Here, I submit, is the real problem—a devaluation of the role of the laity as laity, a problem which grows from the hidden root of clericalism. This view of liturgy presupposes that the really important stuff that is done involves having a title and a vestment and a visually important role. Merely being a communicant—i.e. someone who has become a child of God and has crossed over from darkness to light, from the power of Satan to God, and who dares to stand before the heavenly God with open face and boldly call him “Our Father” and who receives the Body and Blood of his Son, after serving with those at the altar to offer the Eucharistic Sacrifice with them—this is nothing. It is does not have a title. It does not stand out and call attention to itself. Though it feeds the soul, it does not nourish the ego.

The truth is that the very title “layman” in our culture has become synonymous with “outsider,” or “untrained.” If I say, “I am a layman in these matters,” this means that I don’t really know what I am talking about. In fact a member of the laity is the insider, the initiate, a member of the holy laos and people of God, an exalted member of the royal priesthood. Compared with this, who needs a title or a vestment or a special job? We have equated the clerical state with power, and therefore have declared the laity to be those without power, gift, or ministry.
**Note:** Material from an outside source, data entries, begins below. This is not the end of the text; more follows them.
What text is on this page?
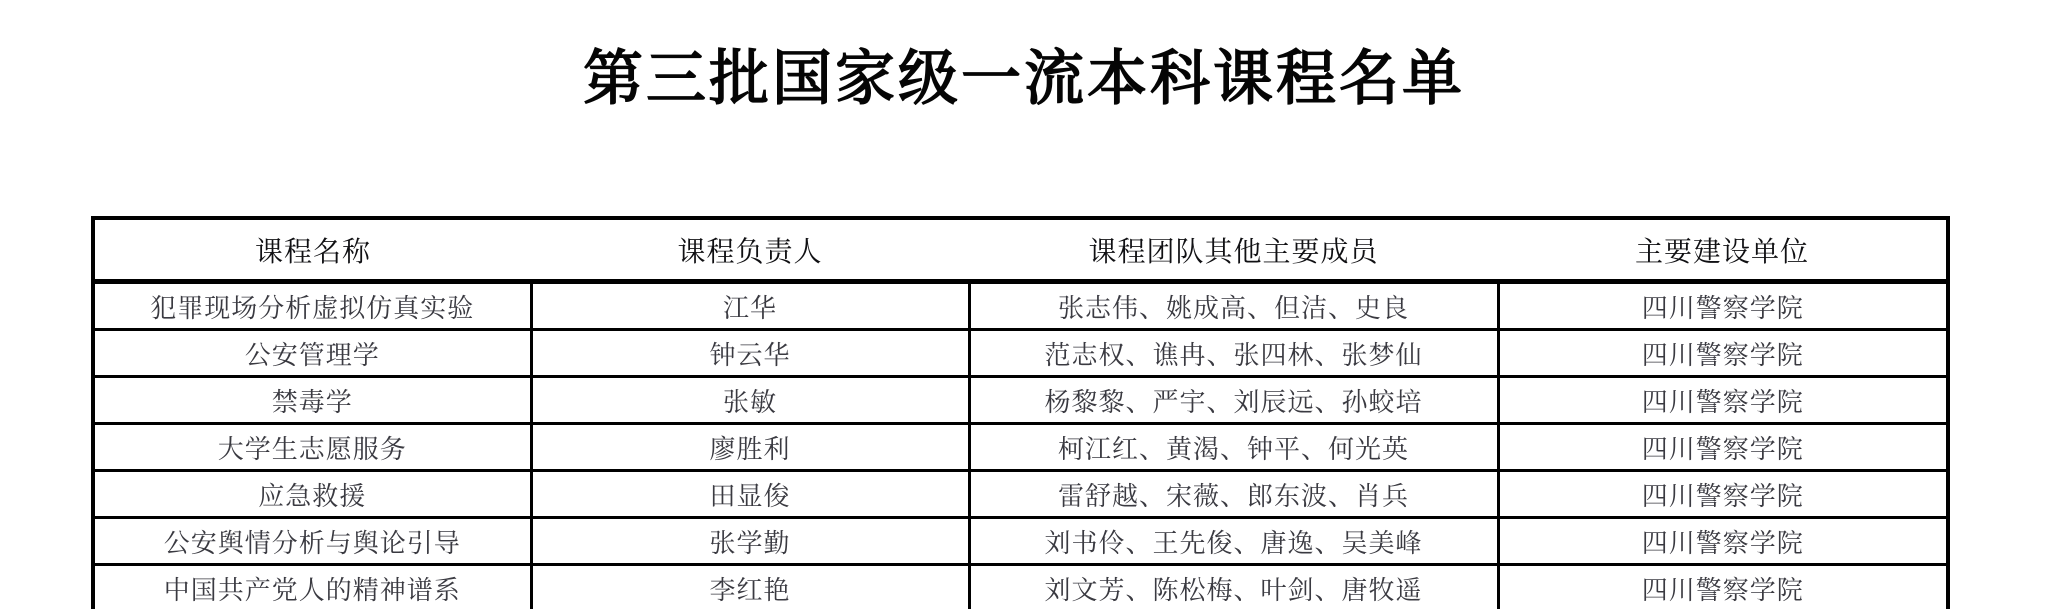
第三批国家级一流本科课程名单
课程名称	课程负责人	课程团队其他主要成员	主要建设单位
犯罪现场分析虚拟仿真实验	江华	张志伟、姚成高、但洁、史良	四川警察学院
公安管理学	钟云华	范志权、谯冉、张四林、张梦仙	四川警察学院
禁毒学	张敏	杨黎黎、严宇、刘辰远、孙蛟培	四川警察学院
大学生志愿服务	廖胜利	柯江红、黄渴、钟平、何光英	四川警察学院
应急救援	田显俊	雷舒越、宋薇、郎东波、肖兵	四川警察学院
公安舆情分析与舆论引导	张学勤	刘书伶、王先俊、唐逸、吴美峰	四川警察学院
中国共产党人的精神谱系	李红艳	刘文芳、陈松梅、叶剑、唐牧遥	四川警察学院
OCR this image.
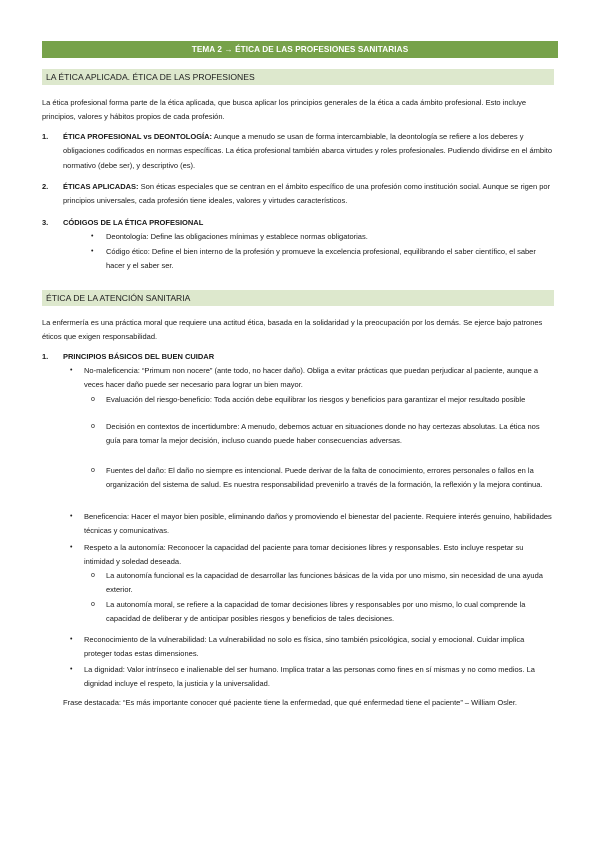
TEMA 2 → ÉTICA DE LAS PROFESIONES SANITARIAS
LA ÉTICA APLICADA. ÉTICA DE LAS PROFESIONES
La ética profesional forma parte de la ética aplicada, que busca aplicar los principios generales de la ética a cada ámbito profesional. Esto incluye principios, valores y hábitos propios de cada profesión.
1. ÉTICA PROFESIONAL vs DEONTOLOGÍA: Aunque a menudo se usan de forma intercambiable, la deontología se refiere a los deberes y obligaciones codificados en normas específicas. La ética profesional también abarca virtudes y roles profesionales. Pudiendo dividirse en el ámbito normativo (debe ser), y descriptivo (es).
2. ÉTICAS APLICADAS: Son éticas especiales que se centran en el ámbito específico de una profesión como institución social. Aunque se rigen por principios universales, cada profesión tiene ideales, valores y virtudes característicos.
3. CÓDIGOS DE LA ÉTICA PROFESIONAL
• Deontología: Define las obligaciones mínimas y establece normas obligatorias.
• Código ético: Define el bien interno de la profesión y promueve la excelencia profesional, equilibrando el saber científico, el saber hacer y el saber ser.
ÉTICA DE LA ATENCIÓN SANITARIA
La enfermería es una práctica moral que requiere una actitud ética, basada en la solidaridad y la preocupación por los demás. Se ejerce bajo patrones éticos que exigen responsabilidad.
1. PRINCIPIOS BÁSICOS DEL BUEN CUIDAR
• No-maleficencia: “Primum non nocere” (ante todo, no hacer daño). Obliga a evitar prácticas que puedan perjudicar al paciente, aunque a veces hacer daño puede ser necesario para lograr un bien mayor.
o Evaluación del riesgo-beneficio: Toda acción debe equilibrar los riesgos y beneficios para garantizar el mejor resultado posible
o Decisión en contextos de incertidumbre: A menudo, debemos actuar en situaciones donde no hay certezas absolutas. La ética nos guía para tomar la mejor decisión, incluso cuando puede haber consecuencias adversas.
o Fuentes del daño: El daño no siempre es intencional. Puede derivar de la falta de conocimiento, errores personales o fallos en la organización del sistema de salud. Es nuestra responsabilidad prevenirlo a través de la formación, la reflexión y la mejora continua.
• Beneficencia: Hacer el mayor bien posible, eliminando daños y promoviendo el bienestar del paciente. Requiere interés genuino, habilidades técnicas y comunicativas.
• Respeto a la autonomía: Reconocer la capacidad del paciente para tomar decisiones libres y responsables. Esto incluye respetar su intimidad y soledad deseada.
o La autonomía funcional es la capacidad de desarrollar las funciones básicas de la vida por uno mismo, sin necesidad de una ayuda exterior.
o La autonomía moral, se refiere a la capacidad de tomar decisiones libres y responsables por uno mismo, lo cual comprende la capacidad de deliberar y de anticipar posibles riesgos y beneficios de tales decisiones.
• Reconocimiento de la vulnerabilidad: La vulnerabilidad no solo es física, sino también psicológica, social y emocional. Cuidar implica proteger todas estas dimensiones.
• La dignidad: Valor intrínseco e inalienable del ser humano. Implica tratar a las personas como fines en sí mismas y no como medios. La dignidad incluye el respeto, la justicia y la universalidad.
Frase destacada: “Es más importante conocer qué paciente tiene la enfermedad, que qué enfermedad tiene el paciente” – William Osler.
This is wrong, and in fact demonic.

Our first task must be the recovery of the dignity of the laity, and a recognition that each baptized Christian has a special gift to be used in the building up of the local Church, in service to the Christian community—a gift which may or may not come with a title or a vestment. Creating a new category of “altar girl” or finding things for them to do so that they will “feel special and valued,” as I have heard it phrased, is exactly the wrong thing to do. For our value does not depend upon jobs that are special, but upon our common membership in the holy Body of Christ.